BEDFORD, Mass.–(BUSINESS WIRE)–Anika Therapeutics, Inc. (NASDAQ: ANIK), a global, integrated orthopedic and regenerative medicines company specializing in therapeutics based on its proprietary hyaluronic acid (“HA”) technology, today reported financial results for the fourth quarter and full year ended December 31, 2018, and provided an update on its business progress in the periods.

“Anika continued to deliver strong earnings and cash flow in the fourth quarter, entering 2019 well-positioned to further build on the foundation that will drive the Company’s next phase of growth,” said Joseph Darling, President and Chief Executive Officer of Anika Therapeutics. “During the quarter, MONOVISC and CINGAL end user demand remained strong. We also successfully expanded the reach of our orthobiologics business in Europe, Asia, Africa and South America with the addition of eight new international distributors during the year. We were pleased to resume global production and distribution of HYALOFAST, HYALOGRAFT-C and HYALOMATRIX, and look forward to benefitting from our full complement of products in 2019. We believe 2019 will be a transformational year for Anika and we will continue to take advantage of the multiple levers available to advance our long-term goal of returning to annual double-digit revenue growth. We are focused on solid execution and increasing efficiency and productivity, as we address our challenges and continue to expand our commercial reach, advance our pipeline and drive value for our shareholders.”

Fourth Quarter and Full Year Financial Results

  • Total revenue for the fourth quarter of 2018 was $27.0 million, compared to $29.4 million for the fourth quarter of 2017. Total revenue for the full year of 2018 was $105.6 million, compared to $113.4 million for the full year of 2017. The decrease in revenue for the quarter and full year of 2018 was due primarily to the impact from the voluntary recall and lower U.S. viscosupplement pricing. 2017 results also included the achievement of $5.0 million of milestone revenue as a result of MONOVISC reaching $100 million in U.S. end-user sales within a consecutive 12-month period.
  • Global Viscosupplement revenue increased slightly for the full year of 2018. Global MONOVISC and CINGAL revenue increased 14% for the full year of 2018, providing evidence of strong favor toward the Company’s innovative treatments.
  • Total operating expenses for the fourth quarter of 2018 were $17.2 million, compared to $19.7 million for the fourth quarter of 2017. The year-over-year decrease in total operating expenses for the fourth quarter of 2018 was due primarily to lower cost of product revenue. Total operating expenses for the full year of 2018 were $83.8 million, compared to $67.7 million for the full year of 2017. The increase in total operating expenses for the full year of 2018 was due primarily to a one-time charge of $8.4 million in the first quarter, which consisted mainly of non-cash stock-based compensation expense associated with the retirement of Anika’s former Chief Executive Officer, approximately $2.0 million of non-recurring CINGAL U.S. pre-launch market research activities in the first half of 2018, and increased personnel and professional service costs.
  • Net income for the fourth quarter of 2018 was $7.7 million, or $0.54 per diluted share, compared to $8.1 million, or $0.53 per diluted share, for the fourth quarter of 2017. Net income for the full year of 2018 was $18.7 million, or $1.27 per diluted share, compared to $31.8 million, or $2.11 per diluted share, for the full year of 2017. The decline in net income for the full year of 2018 was due primarily to the decrease in total revenue and increase in operating expenses previously discussed.
  • Cash, cash equivalents and investments were $159.0 million as of December 31, 2018, compared to $149.0 million as of September 30, 2018. Cash provided by operating activities was $10.0 million for the fourth quarter of 2018 and approximately $35.0 million for the full year of 2018.

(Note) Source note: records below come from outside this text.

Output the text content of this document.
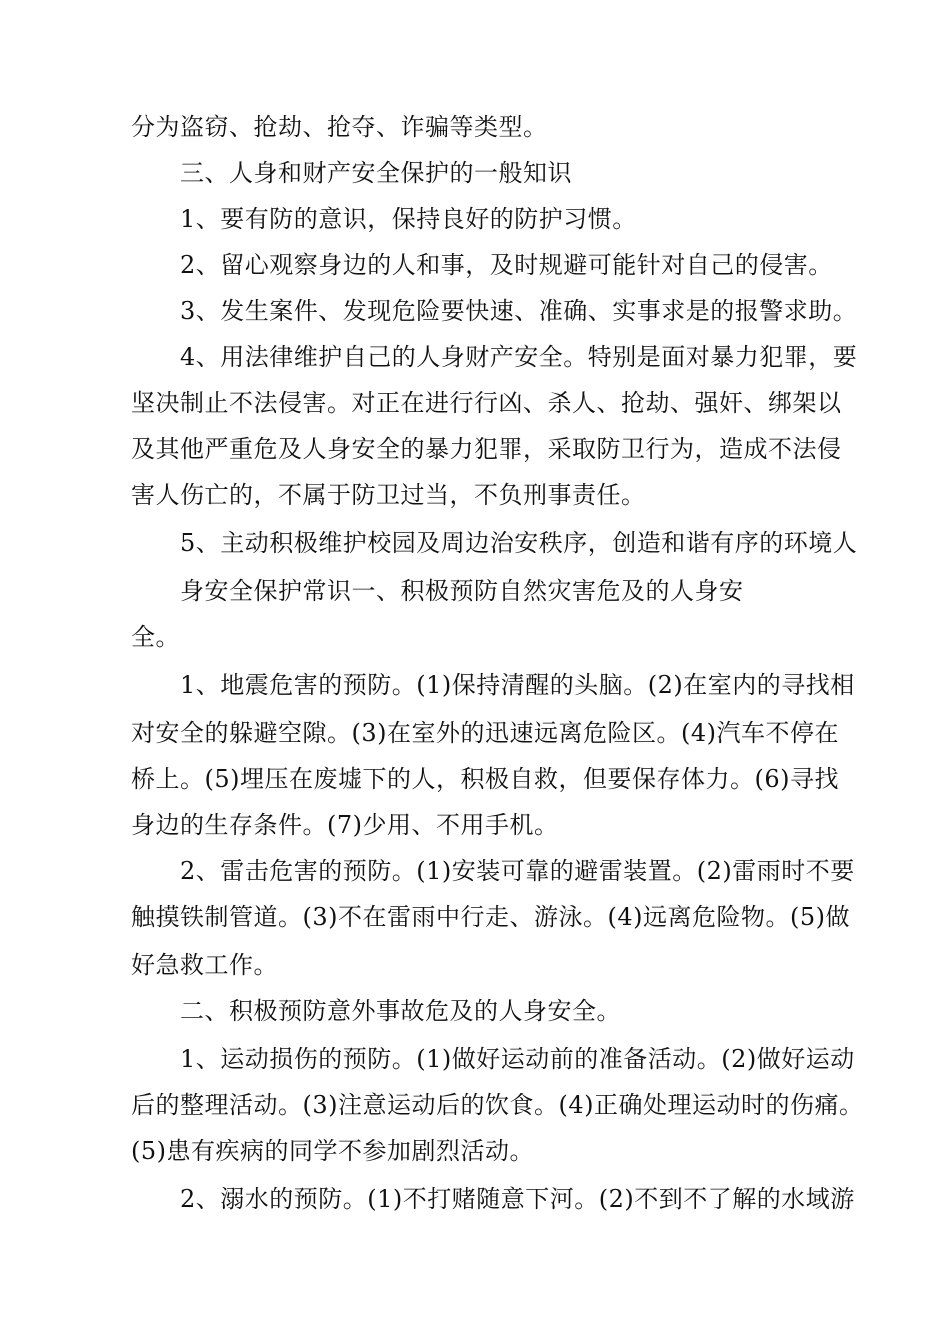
分为盗窃、抢劫、抢夺、诈骗等类型。
三、人身和财产安全保护的一般知识
1、要有防的意识，保持良好的防护习惯。
2、留心观察身边的人和事，及时规避可能针对自己的侵害。
3、发生案件、发现危险要快速、准确、实事求是的报警求助。
4、用法律维护自己的人身财产安全。特别是面对暴力犯罪，要
坚决制止不法侵害。对正在进行行凶、杀人、抢劫、强奸、绑架以
及其他严重危及人身安全的暴力犯罪，采取防卫行为，造成不法侵
害人伤亡的，不属于防卫过当，不负刑事责任。
5、主动积极维护校园及周边治安秩序，创造和谐有序的环境人
身安全保护常识一、积极预防自然灾害危及的人身安
全。
1、地震危害的预防。(1)保持清醒的头脑。(2)在室内的寻找相
对安全的躲避空隙。(3)在室外的迅速远离危险区。(4)汽车不停在
桥上。(5)埋压在废墟下的人，积极自救，但要保存体力。(6)寻找
身边的生存条件。(7)少用、不用手机。
2、雷击危害的预防。(1)安装可靠的避雷装置。(2)雷雨时不要
触摸铁制管道。(3)不在雷雨中行走、游泳。(4)远离危险物。(5)做
好急救工作。
二、积极预防意外事故危及的人身安全。
1、运动损伤的预防。(1)做好运动前的准备活动。(2)做好运动
后的整理活动。(3)注意运动后的饮食。(4)正确处理运动时的伤痛。
(5)患有疾病的同学不参加剧烈活动。
2、溺水的预防。(1)不打赌随意下河。(2)不到不了解的水域游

Recent Business Highlights

  • Resumed global distribution of HYALOFAST, HYALOGRAFT-C and HYALOMATRIX in the fourth quarter after a voluntary, non-safety related recall in the second quarter of 2018.
  • Expanded the international commercial reach of the orthobiologics business in Europe, Asia, Africa and South America with the addition of eight new international distributors.
  • Completed a product prototype of the Company’s Rotator Cuff repair therapy as planned.
  • On-track to complete a 5-year strategic plan in the first half of 2019.
  • Continued evaluation of potential partnership opportunities for the Company’s product pipeline, which is an important element of its 5-year strategic plan.

CINGAL FDA Update
Anika recently met with the U.S. Food and Drug Administration (FDA) to discuss the totality of available CINGAL data, including information from the 17-02 extension study and real world evidence from physicians in Canada and Europe, to gain additional guidance on the pathway for CINGAL approval in the U.S. Based on that meeting, it has become clear that Anika will need to conduct another Phase III clinical trial before it can obtain approval for CINGAL in the U.S. The Company plans to continue to work with the FDA and pursue the most expeditious path to FDA approval for CINGAL. The Company will provide updates on its progress on this initiative at appropriate intervals moving forward.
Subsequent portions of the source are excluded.